3.1.2. Probability of Detection

Figure 3 portrays the probability of detection (PoD) of BOLAM precipitation forecasts per grid cell with a station, for each forecast day and for each rain threshold.
It appears that there is a decrease in the PoD values by increasing rain thresholds, i.e., the model’s failure to predict precipitation events as the thresholds increase. Additionally, considering the days ahead increase, there is a gradual decrease in PoD values between consecutive days. It is impressive that from Day 5 onwards, the model failed to predict any event larger than 20 mm.
As for the spatial variation of PoD, the forecasts of the northernmost station (BOLAM grid cell: 17523) presented the larger values of PoD.

3.1.3. Success Rate

Figure 4 represents the success rate (SR) of precipitation forecasts per BOLAM grid cell with a station for each forecast day and for each rain threshold.
It is obvious that the larger values of SR accounted for the 0.2 mm threshold in all cases. There is gradual decrease in SR for thresholds greater than 0.2 mm. As days ahead increase, there is a gradual decrease in SR values between consecutive days; and beyond Day 3, the success rate of the forecasts is smaller than 0.5. As previously, from Day 5 onwards, the model presented SR = 0 for events larger than 20 mm; this signifies a total failure of prediction of high rainfall depths.

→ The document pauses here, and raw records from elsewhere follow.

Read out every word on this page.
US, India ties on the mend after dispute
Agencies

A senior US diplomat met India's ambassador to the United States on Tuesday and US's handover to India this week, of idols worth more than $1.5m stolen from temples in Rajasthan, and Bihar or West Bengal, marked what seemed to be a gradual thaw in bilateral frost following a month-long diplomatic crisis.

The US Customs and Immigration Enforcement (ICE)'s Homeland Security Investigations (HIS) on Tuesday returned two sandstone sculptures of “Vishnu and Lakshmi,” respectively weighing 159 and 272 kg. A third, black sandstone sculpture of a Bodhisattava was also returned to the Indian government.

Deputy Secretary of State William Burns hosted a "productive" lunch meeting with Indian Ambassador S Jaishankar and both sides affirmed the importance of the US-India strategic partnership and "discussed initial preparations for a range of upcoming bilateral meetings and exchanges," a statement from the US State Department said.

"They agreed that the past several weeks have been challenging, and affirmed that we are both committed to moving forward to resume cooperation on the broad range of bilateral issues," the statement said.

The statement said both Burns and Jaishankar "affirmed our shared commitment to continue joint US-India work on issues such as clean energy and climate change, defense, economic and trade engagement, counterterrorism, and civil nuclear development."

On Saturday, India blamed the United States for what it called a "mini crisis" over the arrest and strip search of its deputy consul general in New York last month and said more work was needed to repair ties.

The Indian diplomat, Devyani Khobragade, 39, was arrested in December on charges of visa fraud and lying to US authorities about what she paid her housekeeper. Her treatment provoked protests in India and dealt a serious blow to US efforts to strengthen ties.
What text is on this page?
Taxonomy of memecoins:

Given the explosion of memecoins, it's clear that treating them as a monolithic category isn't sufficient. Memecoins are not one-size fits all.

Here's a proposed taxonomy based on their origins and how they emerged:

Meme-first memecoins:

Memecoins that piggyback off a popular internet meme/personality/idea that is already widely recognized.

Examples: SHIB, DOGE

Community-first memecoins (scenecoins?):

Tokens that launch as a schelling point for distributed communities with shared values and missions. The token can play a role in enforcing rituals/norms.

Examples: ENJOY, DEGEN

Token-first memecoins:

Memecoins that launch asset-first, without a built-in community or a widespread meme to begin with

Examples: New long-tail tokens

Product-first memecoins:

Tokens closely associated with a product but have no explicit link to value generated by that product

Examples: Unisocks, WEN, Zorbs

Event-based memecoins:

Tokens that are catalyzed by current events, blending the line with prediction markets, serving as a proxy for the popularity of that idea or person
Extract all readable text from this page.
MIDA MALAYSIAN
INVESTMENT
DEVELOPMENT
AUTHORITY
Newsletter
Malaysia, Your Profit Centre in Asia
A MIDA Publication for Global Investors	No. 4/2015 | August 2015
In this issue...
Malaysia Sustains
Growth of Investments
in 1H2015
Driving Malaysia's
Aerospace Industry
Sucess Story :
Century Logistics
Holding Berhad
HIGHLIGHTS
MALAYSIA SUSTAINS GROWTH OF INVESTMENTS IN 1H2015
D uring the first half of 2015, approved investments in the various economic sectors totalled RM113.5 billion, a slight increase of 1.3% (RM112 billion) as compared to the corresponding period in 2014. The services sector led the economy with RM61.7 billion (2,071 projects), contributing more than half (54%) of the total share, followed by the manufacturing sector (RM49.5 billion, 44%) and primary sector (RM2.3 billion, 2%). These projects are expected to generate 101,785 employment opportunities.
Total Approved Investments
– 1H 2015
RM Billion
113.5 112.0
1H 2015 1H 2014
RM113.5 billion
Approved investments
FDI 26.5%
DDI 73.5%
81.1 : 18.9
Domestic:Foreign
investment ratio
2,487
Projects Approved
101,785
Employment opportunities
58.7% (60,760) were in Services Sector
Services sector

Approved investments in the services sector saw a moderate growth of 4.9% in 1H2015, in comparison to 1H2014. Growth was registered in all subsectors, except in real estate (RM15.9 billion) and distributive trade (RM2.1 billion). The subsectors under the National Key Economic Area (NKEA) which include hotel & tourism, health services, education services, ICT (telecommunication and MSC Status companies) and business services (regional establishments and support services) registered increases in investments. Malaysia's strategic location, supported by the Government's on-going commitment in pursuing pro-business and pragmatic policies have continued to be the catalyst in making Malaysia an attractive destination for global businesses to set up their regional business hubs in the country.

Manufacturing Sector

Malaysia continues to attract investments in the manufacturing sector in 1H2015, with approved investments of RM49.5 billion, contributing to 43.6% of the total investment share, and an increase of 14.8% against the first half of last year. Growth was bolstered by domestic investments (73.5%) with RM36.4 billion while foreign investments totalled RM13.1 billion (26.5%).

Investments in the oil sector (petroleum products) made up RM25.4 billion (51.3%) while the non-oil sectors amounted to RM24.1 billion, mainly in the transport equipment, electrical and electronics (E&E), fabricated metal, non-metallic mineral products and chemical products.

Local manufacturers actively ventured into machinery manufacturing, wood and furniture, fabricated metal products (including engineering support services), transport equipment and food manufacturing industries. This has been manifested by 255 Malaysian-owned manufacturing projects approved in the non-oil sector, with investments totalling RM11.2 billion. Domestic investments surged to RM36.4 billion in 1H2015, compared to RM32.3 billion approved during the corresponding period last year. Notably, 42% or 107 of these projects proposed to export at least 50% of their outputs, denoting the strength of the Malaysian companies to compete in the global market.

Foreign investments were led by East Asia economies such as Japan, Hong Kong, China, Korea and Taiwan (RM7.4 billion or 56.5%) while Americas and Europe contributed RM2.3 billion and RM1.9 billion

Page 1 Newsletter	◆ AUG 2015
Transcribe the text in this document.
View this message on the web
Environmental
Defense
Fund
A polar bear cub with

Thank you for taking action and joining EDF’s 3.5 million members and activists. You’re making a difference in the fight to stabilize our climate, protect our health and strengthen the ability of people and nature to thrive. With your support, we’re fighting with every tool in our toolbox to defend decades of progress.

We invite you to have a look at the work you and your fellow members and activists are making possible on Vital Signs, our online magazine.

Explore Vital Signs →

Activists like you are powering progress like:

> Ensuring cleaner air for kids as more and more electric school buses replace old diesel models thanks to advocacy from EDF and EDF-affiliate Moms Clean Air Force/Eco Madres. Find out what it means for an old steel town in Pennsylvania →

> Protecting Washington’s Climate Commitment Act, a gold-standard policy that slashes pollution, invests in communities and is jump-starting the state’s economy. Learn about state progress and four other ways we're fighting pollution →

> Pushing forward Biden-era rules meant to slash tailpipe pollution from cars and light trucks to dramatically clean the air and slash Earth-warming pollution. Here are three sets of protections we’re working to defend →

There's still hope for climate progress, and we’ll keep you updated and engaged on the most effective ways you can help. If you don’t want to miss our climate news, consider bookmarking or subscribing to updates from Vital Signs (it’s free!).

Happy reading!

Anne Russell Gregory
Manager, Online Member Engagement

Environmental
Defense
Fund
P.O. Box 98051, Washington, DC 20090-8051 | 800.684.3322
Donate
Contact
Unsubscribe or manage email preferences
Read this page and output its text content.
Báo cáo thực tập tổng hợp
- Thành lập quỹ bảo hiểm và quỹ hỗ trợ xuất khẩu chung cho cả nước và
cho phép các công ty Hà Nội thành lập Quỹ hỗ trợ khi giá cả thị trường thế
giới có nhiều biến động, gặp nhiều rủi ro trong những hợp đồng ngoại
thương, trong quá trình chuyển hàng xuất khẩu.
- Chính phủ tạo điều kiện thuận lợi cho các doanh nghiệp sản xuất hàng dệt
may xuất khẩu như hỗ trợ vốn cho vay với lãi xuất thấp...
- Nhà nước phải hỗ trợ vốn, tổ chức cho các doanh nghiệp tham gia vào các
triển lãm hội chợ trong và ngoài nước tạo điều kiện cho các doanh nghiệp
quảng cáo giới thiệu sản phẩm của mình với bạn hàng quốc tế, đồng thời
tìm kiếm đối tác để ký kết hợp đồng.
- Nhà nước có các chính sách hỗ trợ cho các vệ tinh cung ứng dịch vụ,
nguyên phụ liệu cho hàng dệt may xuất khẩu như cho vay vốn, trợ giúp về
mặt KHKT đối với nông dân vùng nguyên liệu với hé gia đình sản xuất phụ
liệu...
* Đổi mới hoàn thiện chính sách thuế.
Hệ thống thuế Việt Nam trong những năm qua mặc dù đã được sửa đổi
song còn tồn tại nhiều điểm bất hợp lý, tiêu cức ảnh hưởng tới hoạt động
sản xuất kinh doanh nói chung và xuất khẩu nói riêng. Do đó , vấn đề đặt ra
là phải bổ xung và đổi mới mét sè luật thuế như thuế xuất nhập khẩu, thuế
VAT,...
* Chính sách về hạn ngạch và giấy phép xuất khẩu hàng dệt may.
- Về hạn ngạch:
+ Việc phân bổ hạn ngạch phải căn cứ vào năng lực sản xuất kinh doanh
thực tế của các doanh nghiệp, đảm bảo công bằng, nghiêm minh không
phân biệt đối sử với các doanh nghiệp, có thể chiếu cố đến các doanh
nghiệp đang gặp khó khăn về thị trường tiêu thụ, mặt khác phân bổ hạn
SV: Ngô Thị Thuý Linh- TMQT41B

3.1.4. Critical Success Index

Figure 5 depicts the critical success index (CSI) of precipitation forecasts per BOLAM grid cell with a station for each forecast day and for each rain threshold.
For all days of forecast the overall performance is poor since the best CSI score is less than 0.5 for Day 0, meaning that less than half of the forecasted precipitation events were correctly predicted. As the rain threshold increases above 1 mm, there is an obvious decrease in the CSI. As the days ahead increase, the CSI values decrease similarly to the previously presented metrics, concluding to values for Day 5 less than 0.05 for events greater than 10 mm and zero for events greater than 20 mm. For Day 6, the model presented CSI = 0 for events larger than 10 mm apart from the case of northernmost station located at grid cell 17523. Overall, the larger CSI values were found at grid cell 17523 (station: Kambi) while the worst at cell 17152 (station: Kostakii), similarly with the case of PoD.

3.1.5. Accuracy Measures

Table 5 depicts the outcome of the accuracy measures used for the evaluation of the 3 h precipitation forecasts. The poor quality of the predicted values is evident since the EF criterion is negative or very close to zero in almost every forecast day and grid cell. Even the best performance, for Day 0 and Day 1 at cell 17148—Lamari is low as the EF values are 0.04 and 0.03, respectively. According to literature [34], since EF is less than zero the model-predicted values are worse than simply using the observed mean. Additionally, the MBE is negative in all cases, indicating a tendency to underestimate precipitation. Considering the rest of the metrics, they present similar variation in all cases.

3.1.6. Taylor Diagrams

Taylor diagrams were also created for the quantitative evaluation of precipitation forecasts, which are presented in Figure 6. Each of the diagrams presents the proximity of the forecasts to the observed values of the agro-meteorological stations located inside the corresponding BOLAM grid cell for each of the seven days ahead.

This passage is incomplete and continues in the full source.